Coordination Avoidance in Database Systems (2014)

Overivew. Coordination in a distributed system is sometimes necessary to maintain application correctness, or consistency. For example, a payroll application may require that each employee has a unique ID, or that a jobs relation only include valid employees. However, coordination is not cheap. It increases latency, and in the face of partitions can lead to unavailability. Thus, when application correctness permits, coordination should be avoided. This paper develops the necessary and sufficient conditions for when coordination is needed to maintain a set of database invariance using a notion of invariant-confluence or I-confluence.

System Model. A database state is a set D of object versions drawn from the set of all states D. Transactions operate on logical replicas in D that contain the set of object versions relevant to the transaction.

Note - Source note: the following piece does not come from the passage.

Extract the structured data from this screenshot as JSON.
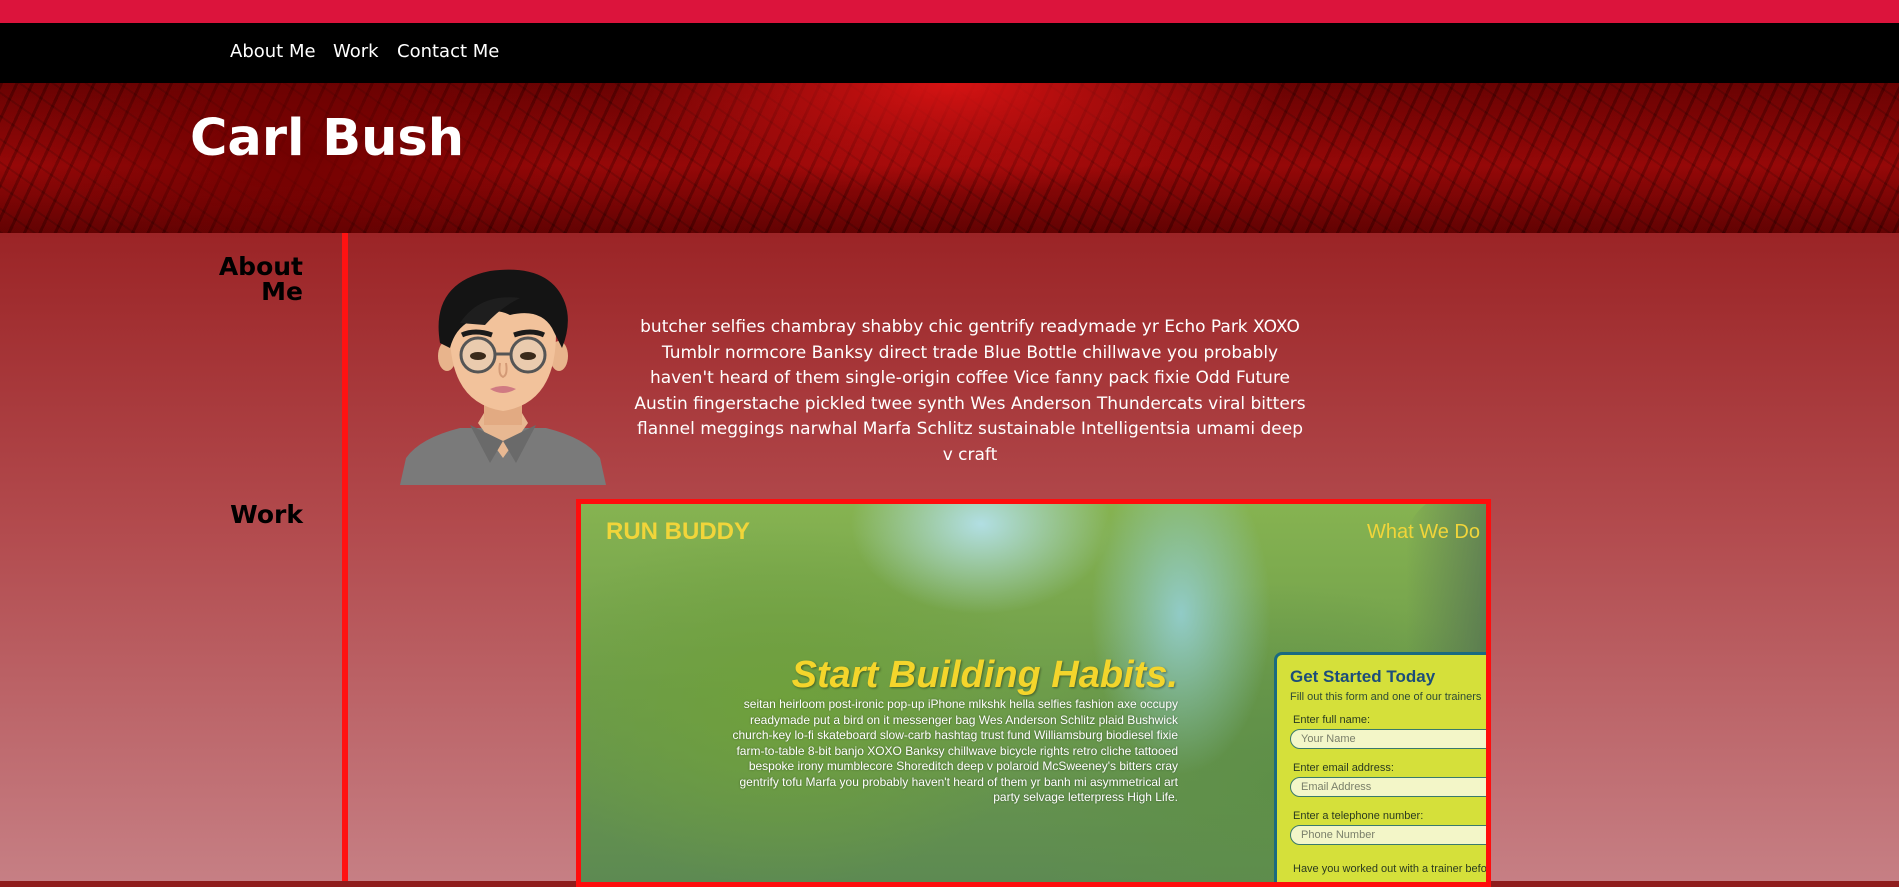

Transactions are modeled as functions T : D -> D. The effects of a transaction are merged into an existing replica using an associative, commutative, idempotent merge operator. Changes are shared between replicas and merges likewise. In this paper, merge is set union, and we assume we know all transactions in advance. Invariants are modeled as boolean functions I: D -> 2. A state R is said to be I-valid if I(R) is true.

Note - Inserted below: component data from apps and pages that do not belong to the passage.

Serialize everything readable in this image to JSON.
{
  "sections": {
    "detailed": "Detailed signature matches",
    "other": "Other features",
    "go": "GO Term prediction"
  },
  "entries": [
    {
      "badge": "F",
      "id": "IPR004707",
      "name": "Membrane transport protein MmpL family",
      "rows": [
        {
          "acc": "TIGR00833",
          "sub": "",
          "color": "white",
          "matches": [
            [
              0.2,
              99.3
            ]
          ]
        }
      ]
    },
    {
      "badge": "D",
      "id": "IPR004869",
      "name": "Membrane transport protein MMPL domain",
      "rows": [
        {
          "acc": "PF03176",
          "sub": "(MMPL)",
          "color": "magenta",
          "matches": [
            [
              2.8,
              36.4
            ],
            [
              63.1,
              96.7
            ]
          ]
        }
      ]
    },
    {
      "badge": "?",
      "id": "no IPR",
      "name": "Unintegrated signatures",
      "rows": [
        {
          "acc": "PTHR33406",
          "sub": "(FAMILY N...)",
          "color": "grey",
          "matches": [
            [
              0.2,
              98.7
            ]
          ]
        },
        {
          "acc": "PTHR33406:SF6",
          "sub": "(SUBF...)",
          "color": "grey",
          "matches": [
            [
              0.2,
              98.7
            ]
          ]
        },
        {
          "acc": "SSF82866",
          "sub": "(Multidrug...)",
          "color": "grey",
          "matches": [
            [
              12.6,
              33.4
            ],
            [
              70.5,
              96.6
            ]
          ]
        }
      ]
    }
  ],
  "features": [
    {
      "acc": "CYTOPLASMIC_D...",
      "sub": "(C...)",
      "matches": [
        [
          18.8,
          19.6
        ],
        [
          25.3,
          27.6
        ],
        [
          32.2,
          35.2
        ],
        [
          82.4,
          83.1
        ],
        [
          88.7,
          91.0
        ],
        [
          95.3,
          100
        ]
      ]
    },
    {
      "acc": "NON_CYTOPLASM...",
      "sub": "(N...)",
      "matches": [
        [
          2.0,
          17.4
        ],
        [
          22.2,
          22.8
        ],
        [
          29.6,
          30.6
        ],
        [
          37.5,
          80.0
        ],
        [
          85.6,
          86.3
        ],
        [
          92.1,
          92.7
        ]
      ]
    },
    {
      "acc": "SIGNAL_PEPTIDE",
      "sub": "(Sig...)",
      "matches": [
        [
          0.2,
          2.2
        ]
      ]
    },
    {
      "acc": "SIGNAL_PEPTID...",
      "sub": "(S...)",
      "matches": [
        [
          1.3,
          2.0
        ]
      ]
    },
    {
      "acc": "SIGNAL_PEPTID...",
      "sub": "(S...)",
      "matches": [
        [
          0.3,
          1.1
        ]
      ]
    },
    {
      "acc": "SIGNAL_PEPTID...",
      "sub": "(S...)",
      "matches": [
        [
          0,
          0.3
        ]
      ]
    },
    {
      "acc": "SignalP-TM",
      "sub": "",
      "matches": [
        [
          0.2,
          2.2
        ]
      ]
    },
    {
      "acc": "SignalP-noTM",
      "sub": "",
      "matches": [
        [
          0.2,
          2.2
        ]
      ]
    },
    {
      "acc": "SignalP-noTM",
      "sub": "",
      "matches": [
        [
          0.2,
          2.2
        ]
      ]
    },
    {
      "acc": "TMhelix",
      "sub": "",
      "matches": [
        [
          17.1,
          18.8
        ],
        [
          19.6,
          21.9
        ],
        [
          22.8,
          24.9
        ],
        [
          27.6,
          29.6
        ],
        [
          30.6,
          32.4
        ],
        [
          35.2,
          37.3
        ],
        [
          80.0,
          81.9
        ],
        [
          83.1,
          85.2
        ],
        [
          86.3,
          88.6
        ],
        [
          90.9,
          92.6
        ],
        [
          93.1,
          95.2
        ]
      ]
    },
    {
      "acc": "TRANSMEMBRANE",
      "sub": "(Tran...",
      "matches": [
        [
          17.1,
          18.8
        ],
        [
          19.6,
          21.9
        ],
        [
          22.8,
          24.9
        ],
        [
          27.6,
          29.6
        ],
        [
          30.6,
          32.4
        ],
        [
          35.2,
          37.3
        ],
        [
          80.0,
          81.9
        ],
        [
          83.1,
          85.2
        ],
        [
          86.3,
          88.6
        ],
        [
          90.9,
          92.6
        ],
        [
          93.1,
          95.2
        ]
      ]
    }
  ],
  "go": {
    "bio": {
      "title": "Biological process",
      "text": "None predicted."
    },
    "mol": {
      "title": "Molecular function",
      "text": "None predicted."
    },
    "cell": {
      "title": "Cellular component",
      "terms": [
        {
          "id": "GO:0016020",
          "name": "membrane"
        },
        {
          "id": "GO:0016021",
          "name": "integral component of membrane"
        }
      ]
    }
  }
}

We say a system has transactional availability if whenever a transaction T can contact servers with the appropriate data in T, it only aborts if T chooses to abort. We say a system is convergent if after updates quiesce, all servers eventually have the same state. A system is globally I-valid if all replicas always have I-valid states. A system provides coordination-free execution if execution of a given transaction does not depend on the execution of others.

Consistency Sans Coordination. A state Si is I-T-Reachable if its derivable from I-valid states with transactions in T. A set of transactions is I-confluent with respect to invariant I if for all I-T-Reachable states Di, Dj with common ancestor Di join Dj is I-valid. A globally I-valid system can execute a set of transactions T with global validity, transactional availability, convergence, and coordination-freedom if and only if T is I-confluent with respect to I.

Applying Invariant-Confluence. I-confluence can be applied to existing relation operators and constraints. For example, updates, inserts, and deletes are I-confluent with respect to per-record inequality constraint. Deletions are I-confluent with respect to foreign key constraints; additions and updates are not. I-confluence can also be applied to abstract data types like counters.